There is no hidden bypass. The Owner is powerful because the Owner role holds a superset of scopes, not because the code special-cases anyone. An administrator can read broadly for support and audit, but reaching into a private team's work still means holding the scope for it.
Who can manage roles
Building, cloning, editing, and deleting custom roles rides on a single scope, roles.manage, which the Owner and Admin roles hold. Everyone can see which roles exist and what they grant, because the shape of the permission model is not itself a secret; changing that shape is the administrator's job. Assigning a role to a person is the related members.manage scope, covered on the members page. A role's own detail page has a Members tab that lists everyone who holds it, and with roles.manage you can assign or remove the role right there, the same grant the members page makes from the other direction. The one role that never moves this way is Owner: it is not assigned through the role editor at all, because ownership changes hands through the deliberate transfer on the workspace.
Why roles and permissions work this way
Most tools bolt permissions on after the fact: a few coarse tiers, a scatter of special cases, and a long tail of "admin can do anything" that nobody can fully enumerate when a security review asks. Disco Parrot starts from the opposite end. Every action is a named scope from the beginning, every route declares the scope it needs, and a route that forgot fails the test gate before it can ship. The result is a permission model you can actually answer questions about: "who can delete a project," "what exactly can a Billing Manager see," "is there any way to reach this data without the scope," each has a precise answer, because the model is made of precise pieces rather than accumulated exceptions.

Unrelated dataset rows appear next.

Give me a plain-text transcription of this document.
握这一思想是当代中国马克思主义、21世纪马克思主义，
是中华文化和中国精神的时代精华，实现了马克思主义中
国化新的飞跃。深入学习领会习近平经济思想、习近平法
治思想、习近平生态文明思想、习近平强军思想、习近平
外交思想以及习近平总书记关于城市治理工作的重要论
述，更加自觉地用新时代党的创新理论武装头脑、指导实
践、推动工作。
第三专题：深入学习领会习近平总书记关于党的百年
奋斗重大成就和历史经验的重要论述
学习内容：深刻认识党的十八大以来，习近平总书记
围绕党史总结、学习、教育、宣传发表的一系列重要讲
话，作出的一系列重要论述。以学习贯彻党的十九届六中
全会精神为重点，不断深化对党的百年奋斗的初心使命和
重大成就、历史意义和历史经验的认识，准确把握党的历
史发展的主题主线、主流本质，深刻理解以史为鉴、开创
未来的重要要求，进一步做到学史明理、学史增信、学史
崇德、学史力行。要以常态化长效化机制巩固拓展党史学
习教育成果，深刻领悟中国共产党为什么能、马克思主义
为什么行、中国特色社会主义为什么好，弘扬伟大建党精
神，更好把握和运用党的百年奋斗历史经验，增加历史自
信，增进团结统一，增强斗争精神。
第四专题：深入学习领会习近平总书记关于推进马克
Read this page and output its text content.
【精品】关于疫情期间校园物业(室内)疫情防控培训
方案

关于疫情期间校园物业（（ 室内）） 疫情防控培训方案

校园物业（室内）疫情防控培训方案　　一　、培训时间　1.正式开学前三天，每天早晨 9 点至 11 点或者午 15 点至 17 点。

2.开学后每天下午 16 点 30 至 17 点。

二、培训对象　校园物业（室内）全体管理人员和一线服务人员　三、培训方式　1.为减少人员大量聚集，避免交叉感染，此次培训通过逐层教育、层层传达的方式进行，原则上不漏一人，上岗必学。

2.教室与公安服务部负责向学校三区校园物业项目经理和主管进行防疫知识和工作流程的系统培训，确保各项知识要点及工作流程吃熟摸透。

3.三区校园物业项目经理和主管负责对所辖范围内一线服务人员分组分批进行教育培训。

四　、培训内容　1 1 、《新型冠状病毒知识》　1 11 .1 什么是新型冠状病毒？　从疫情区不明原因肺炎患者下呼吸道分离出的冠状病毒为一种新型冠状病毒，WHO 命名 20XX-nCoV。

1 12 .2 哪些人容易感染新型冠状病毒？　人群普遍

Roles exist so you almost never have to think in scopes. The eleven built-ins cover the common shapes, and a clone-and-adjust custom role covers the rest, so the everyday act of granting access is choosing a role, not assembling a permission set. But underneath, it is always scopes, which is why the danger levels and the destructive-confirmation step matter: the convenience of roles never hides the consequence of the actions inside them. You grant a role in one click and you can still see, and have to confirm, the moment that click would hand someone the power to erase something.
For a team lead, roles are how you give people the reach their work needs without overthinking it. Pick the built-in that fits, or clone one and trim it to a Release Manager, a QA Reviewer, whatever your team actually does, and assign it. The everyday case never makes you think about a single permission.
For an engineer, the model is why your access is exactly your access. You can hold several roles at once, be a Planner on one project and a Viewer on another, and never wonder whether some hidden tier is granting or denying you something. What you can do is the sum of your roles, and you can read it.
For an administrator, custom roles and danger levels are the tools for least privilege done quickly. You separate the tooling owner from the people manager, the finance contact from the work, the release engineer from the workspace settings, and the destructive-confirmation step keeps any of those roles from quietly becoming more dangerous than you intended.
For the person who owns security, this is the model you can attest to. Every action is a scope, every route declares its scope and is checked at boot, danger is a named property of every scope with a confirmation gate on destruction, platform-only powers can never enter a workspace role, and there is no owner bypass hiding under the surface. The question "who can do this, and how do we know" has an answer that lives in the code, not in a policy document that hopes the code agrees. For the governance view that sets this alongside what an agent is allowed to do, read approved actions and least privilege.